Ten
Ten

Reputation: 1437

Sync/async interoperable channels

When you wish to send a sequence of things across threads (in a thread-blocking way), you have e.g. crossbeam_channel. When you wish to send a sequence of things across futures (in a non-thread-blocking, future-blocking way), you have e.g. tokio::sync::mpsc.

What would be something that enables me to send from a blocking thread, and receive from an asynchronous context ? (Btw, I could imagine needing the opposite at some point.)

I need the channel to be bounded, thread-blocking when sending and future-blocking when receiving.

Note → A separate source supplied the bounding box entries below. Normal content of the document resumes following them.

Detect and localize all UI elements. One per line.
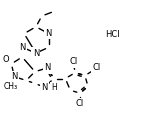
Text: HCl: HCl — [105, 30, 120, 39]
Text: Cl: Cl — [76, 99, 84, 108]
Text: N: N — [45, 63, 51, 72]
Text: N: N — [42, 83, 48, 92]
Text: H: H — [52, 83, 57, 92]
Text: Cl: Cl — [93, 63, 101, 72]
Text: O: O — [2, 55, 9, 64]
Text: CH₃: CH₃ — [3, 82, 17, 91]
Text: N: N — [33, 49, 39, 58]
Text: Cl: Cl — [69, 57, 77, 66]
Text: N: N — [11, 72, 18, 81]
Text: N: N — [46, 29, 52, 38]
Text: N: N — [19, 43, 25, 52]
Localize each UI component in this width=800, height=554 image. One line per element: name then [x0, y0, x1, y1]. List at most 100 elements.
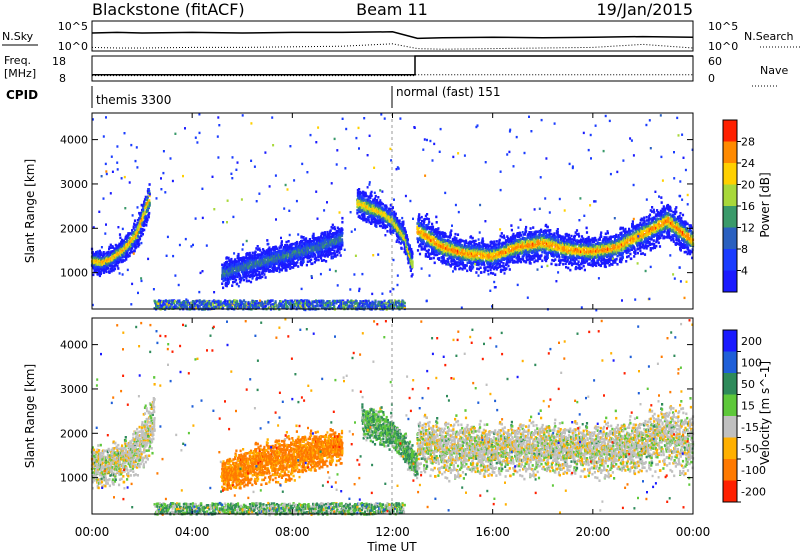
scatter-cell: [356, 212, 359, 215]
scatter-cell: [105, 270, 108, 274]
scatter-cell: [264, 267, 268, 270]
scatter-cell: [128, 254, 131, 258]
scatter-cell: [242, 272, 245, 276]
scatter-cell: [116, 264, 119, 268]
scatter-cell: [361, 201, 364, 205]
scatter-cell: [425, 244, 428, 248]
scatter-cell: [371, 214, 374, 217]
scatter-cell: [378, 219, 381, 222]
scatter-cell: [424, 214, 427, 218]
scatter-cell: [273, 265, 276, 269]
scatter-cell: [242, 278, 245, 282]
scatter-cell: [106, 267, 109, 270]
scatter-cell: [280, 253, 283, 257]
scatter-cell: [245, 277, 248, 280]
scatter-cell: [229, 274, 232, 277]
beam-title: Beam 11: [356, 0, 428, 19]
scatter-cell: [289, 267, 292, 270]
scatter-cell: [312, 235, 315, 238]
scatter-cell: [251, 251, 254, 255]
scatter-cell: [238, 261, 241, 265]
scatter-cell: [298, 244, 301, 248]
scatter-cell: [359, 206, 362, 209]
scatter-cell: [128, 251, 132, 255]
scatter-cell: [323, 241, 326, 244]
scatter-cell: [410, 274, 413, 278]
scatter-cell: [363, 202, 366, 205]
scatter-cell: [495, 243, 498, 246]
scatter-cell: [362, 218, 365, 222]
scatter-cell: [258, 247, 261, 250]
scatter-cell: [333, 225, 336, 229]
scatter-cell: [525, 260, 528, 264]
scatter-cell: [398, 232, 402, 236]
scatter-cell: [307, 256, 311, 260]
scatter-cell: [334, 255, 337, 258]
scatter-cell: [360, 217, 363, 220]
scatter-cell: [249, 280, 253, 284]
scatter-cell: [108, 247, 111, 251]
scatter-cell: [422, 238, 425, 242]
scatter-cell: [305, 263, 308, 267]
scatter-cell: [315, 245, 319, 248]
freq-panel: Freq. [MHz] 18 8 60 0 Nave: [4, 54, 788, 87]
scatter-cell: [280, 240, 283, 243]
scatter-cell: [358, 203, 361, 206]
scatter-cell: [136, 218, 139, 222]
scatter-cell: [498, 241, 501, 245]
scatter-cell: [131, 236, 134, 240]
scatter-cell: [254, 269, 258, 272]
scatter-cell: [396, 229, 399, 233]
scatter-cell: [361, 196, 364, 200]
scatter-cell: [297, 265, 300, 268]
scatter-cell: [117, 267, 120, 270]
scatter-cell: [263, 256, 266, 260]
scatter-cell: [142, 208, 145, 211]
scatter-cell: [409, 269, 412, 272]
scatter-cell: [137, 234, 140, 238]
scatter-cell: [148, 194, 151, 198]
scatter-cell: [312, 232, 315, 236]
scatter-cell: [432, 256, 435, 260]
scatter-cell: [416, 226, 420, 230]
scatter-cell: [338, 234, 341, 238]
scatter-cell: [408, 250, 411, 254]
scatter-cell: [118, 233, 122, 236]
scatter-cell: [307, 251, 311, 254]
scatter-cell: [102, 255, 105, 258]
scatter-cell: [333, 242, 336, 245]
scatter-cell: [408, 258, 412, 261]
scatter-cell: [519, 260, 523, 264]
scatter-cell: [254, 253, 257, 256]
scatter-cell: [262, 249, 266, 253]
scatter-cell: [306, 260, 309, 263]
scatter-cell: [113, 260, 116, 263]
scatter-cell: [377, 203, 380, 207]
scatter-cell: [378, 201, 382, 204]
scatter-cell: [257, 263, 260, 267]
scatter-cell: [510, 224, 513, 227]
scatter-cell: [103, 252, 106, 256]
scatter-cell: [99, 256, 102, 260]
nsearch-tick-high: 10^5: [708, 20, 738, 33]
scatter-cell: [459, 266, 462, 270]
scatter-cell: [118, 255, 122, 258]
scatter-cell: [325, 253, 328, 256]
scatter-cell: [237, 255, 240, 258]
scatter-cell: [421, 235, 425, 239]
scatter-cell: [368, 212, 371, 215]
scatter-cell: [98, 249, 101, 253]
scatter-cell: [136, 231, 139, 235]
scatter-cell: [390, 203, 393, 207]
scatter-cell: [221, 282, 224, 285]
scatter-cell: [126, 240, 129, 243]
scatter-cell: [98, 255, 101, 258]
scatter-cell: [222, 268, 225, 272]
scatter-cell: [367, 219, 370, 222]
scatter-cell: [244, 266, 247, 269]
scatter-cell: [120, 260, 123, 264]
scatter-cell: [336, 226, 339, 230]
scatter-cell: [378, 206, 382, 209]
scatter-cell: [302, 236, 305, 239]
scatter-cell: [396, 217, 399, 220]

I am looking for something somewhat performant, like an equivalent of what is done in crossbeam_channel, but waking up the future instead of the thread, with the ability to buffer some messages to avoid blocking as much as possible. The answer given here for the multiple messages scenario looks a bit like a patch-up to that regard.

Upvotes: 10

Views: 2594

Answers (4)

Ten
Ten

Reputation: 1437

If you need multi-consumer, async-channel seems to be the standard.

It has dedicated functions for blocking interaction in addition to the async ones.

Upvotes: 0

Alice Ryhl
Alice Ryhl

Reputation: 4249

The channels provided by Tokio have gained the feature to do this since this question was asked. You can simply call the blocking_send and blocking_recv methods on the channel when you are in non-async code:

let (mut tx, mut rx) = tokio::sync::mpsc::channel(10);

std::thread::spawn(move || {
    // send a value, blocking synchronously
    // this allows async channels to be used in non-async contexts
    tx.blocking_send("testing").unwrap();
});

// receive a value, blocking asynchronously
assert_eq!(rx.recv().await.unwrap(), "testing");

Upvotes: 13

apetranzilla
apetranzilla

Reputation: 5969

Futures can be run synchronously in a blocking fashion. You can use futures::exector::block_on to do this, to allow sending in a non-async context:

let (mut tx, mut rx) = tokio::sync::mpsc::channel(10);

// send a value, blocking synchronously
// this allows async channels to be used in non-async contexts
futures::executor::block_on(tx.send("testing")).unwrap();

// receive a value, blocking asynchronously
assert_eq!(rx.recv().await.unwrap(), "testing");

With this snippet, running the future to send a value will block the thread until the future completes, similar to how the standard library channels work. This can also be used on the receiving side if desired.

Upvotes: 4

Ten
Ten

Reputation: 1437

crossfire seems to be a crate meant for exacly this.

ATM it's pretty recent and not widely used though.